La veille, ce furent ces jeunes compatriotes, les Espoirs de Coronthie, qui emballèrent le public avec leur soussou endiablé, leur trois chanteurs aux voix bien distinctes, mais complémentaires, leurs instruments de percussions et leur jeune prodige à la kora: Kandia Kouyaté.
Sur la grande scène, la sensation de l’année fut sans doute le trio constitué de Juldeh Camara, joueur gambien de riti (violon à une corde), de Justin Adams (guitariste de Robert Plant, arrangeur de deux des albums de Tinariwen) et du percussionniste Martin Barker. Ces trois-là balancent un rock africain comme on n’en a encore jamais entendu avant, à la fois branché sur les forces ancestrale et farouchement électrique.

Mais les «vieux» n’étaient pas en reste. Khaled, en chemise blanche, souriant, décontracté, entouré d’un big band acoustique, prouva qu’il tenait bien à faire un retour fracassant, un retour auquel on osait plus croire… Quant à Alpha Blondy, c’est deux heures de show reggae impeccable qu’il balança devant une salle pleine de fans. Et même si, comme moi, vous n’êtes pas une fanatique de reggae africain, vous auriez succombé à cette décharge de rythmes et de diatribes… La grande diva Oumou Sangaré est d’ailleurs venue sur scène saluer le chanteur ivoirien. Oumou Sangaré qui venait de le précéder avec son groupe malien. Elle en imposa comme à l’accoutumée. Des mélodies imparables, un tourbillon de rythmes et de cordes à la fois ancestrales et modernes et une façon tellement distinguée de lancer ses calebasses au-dessus de sa tête qu’on en reste magnétisé. Magnétisé encore par la classe de la jeune Mounira Mitchala, chanteuse tchadienne et protégée du Festival Musiques Métissses. Naturelle, élégante, elle chante avec la force de sa conviction des mélopées entêtantes de son pays retranscrites sur des guitares acoustiques et danse avec une légèreté, inversément proportionnelle à la difficulté de la mission qu’elle s’est fixée.
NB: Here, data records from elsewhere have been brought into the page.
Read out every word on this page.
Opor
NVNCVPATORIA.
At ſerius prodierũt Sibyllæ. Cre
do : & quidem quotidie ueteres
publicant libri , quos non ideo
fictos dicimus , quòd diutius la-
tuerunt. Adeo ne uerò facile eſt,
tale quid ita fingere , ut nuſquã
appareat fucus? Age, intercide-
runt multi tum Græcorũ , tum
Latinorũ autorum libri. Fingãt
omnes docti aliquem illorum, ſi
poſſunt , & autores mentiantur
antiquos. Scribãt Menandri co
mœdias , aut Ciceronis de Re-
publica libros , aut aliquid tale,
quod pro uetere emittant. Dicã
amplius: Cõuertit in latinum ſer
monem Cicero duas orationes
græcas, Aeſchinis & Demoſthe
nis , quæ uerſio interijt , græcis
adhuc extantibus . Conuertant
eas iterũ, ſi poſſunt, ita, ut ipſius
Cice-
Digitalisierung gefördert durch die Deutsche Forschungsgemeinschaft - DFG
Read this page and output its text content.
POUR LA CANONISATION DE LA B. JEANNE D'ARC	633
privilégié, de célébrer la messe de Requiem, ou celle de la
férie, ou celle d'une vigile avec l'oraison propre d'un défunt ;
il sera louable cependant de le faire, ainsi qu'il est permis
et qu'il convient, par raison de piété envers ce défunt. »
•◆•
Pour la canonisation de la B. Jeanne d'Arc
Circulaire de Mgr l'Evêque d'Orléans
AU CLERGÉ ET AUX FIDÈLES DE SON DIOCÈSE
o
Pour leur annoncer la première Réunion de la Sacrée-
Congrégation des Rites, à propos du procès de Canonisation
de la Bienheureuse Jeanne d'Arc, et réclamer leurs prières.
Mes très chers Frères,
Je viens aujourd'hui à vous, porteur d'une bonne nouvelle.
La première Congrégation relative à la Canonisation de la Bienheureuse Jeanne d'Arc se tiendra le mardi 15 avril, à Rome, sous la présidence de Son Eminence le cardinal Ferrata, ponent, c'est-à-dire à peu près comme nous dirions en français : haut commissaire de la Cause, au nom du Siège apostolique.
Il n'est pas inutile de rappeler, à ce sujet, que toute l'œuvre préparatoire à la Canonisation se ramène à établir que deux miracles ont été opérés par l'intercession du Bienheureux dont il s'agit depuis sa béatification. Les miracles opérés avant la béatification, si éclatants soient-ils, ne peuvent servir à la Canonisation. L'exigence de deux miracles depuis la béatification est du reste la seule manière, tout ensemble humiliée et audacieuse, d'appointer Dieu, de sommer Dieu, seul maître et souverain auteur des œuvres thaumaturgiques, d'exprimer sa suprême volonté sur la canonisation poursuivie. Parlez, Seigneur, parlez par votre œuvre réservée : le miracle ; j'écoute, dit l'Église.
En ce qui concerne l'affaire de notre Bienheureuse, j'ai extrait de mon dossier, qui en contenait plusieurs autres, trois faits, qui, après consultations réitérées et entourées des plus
Et puisqu’il faut bien faire une critique, on peut seulement regretter que l’affiche 2009 du Festival n’ait pas inclus de groupes représentatifs des musiques urbaines du continent : rap, kuduro ou sound system comme Tumi and The Volume ou Didier Awadi lors des précédentes éditions.

Ma compilation de musiques africaines

modern-africa-cover

De l’afrobeat de Femi Kuti aux élans rock de Terakaft, de DJ Mujava au joueur de kora Toumani Diabaté, les musiques africaines modernes me réjouissent chaque jour d’avantage. En voici un aperçu sous la forme d’une compilation que j’ai réalisée dans la toute nouvelle collection de disques world du magazine Vibrations. Ce disque s’appelle Modern Africa et vient de sortir en magasins de disques. On peut aussi le commander et écouter des extraits audio sur le site vibrationsmusic.com. Pour plus d’infos sur ce projet et ces artistes, consultez la page Modern Africa de ce blog…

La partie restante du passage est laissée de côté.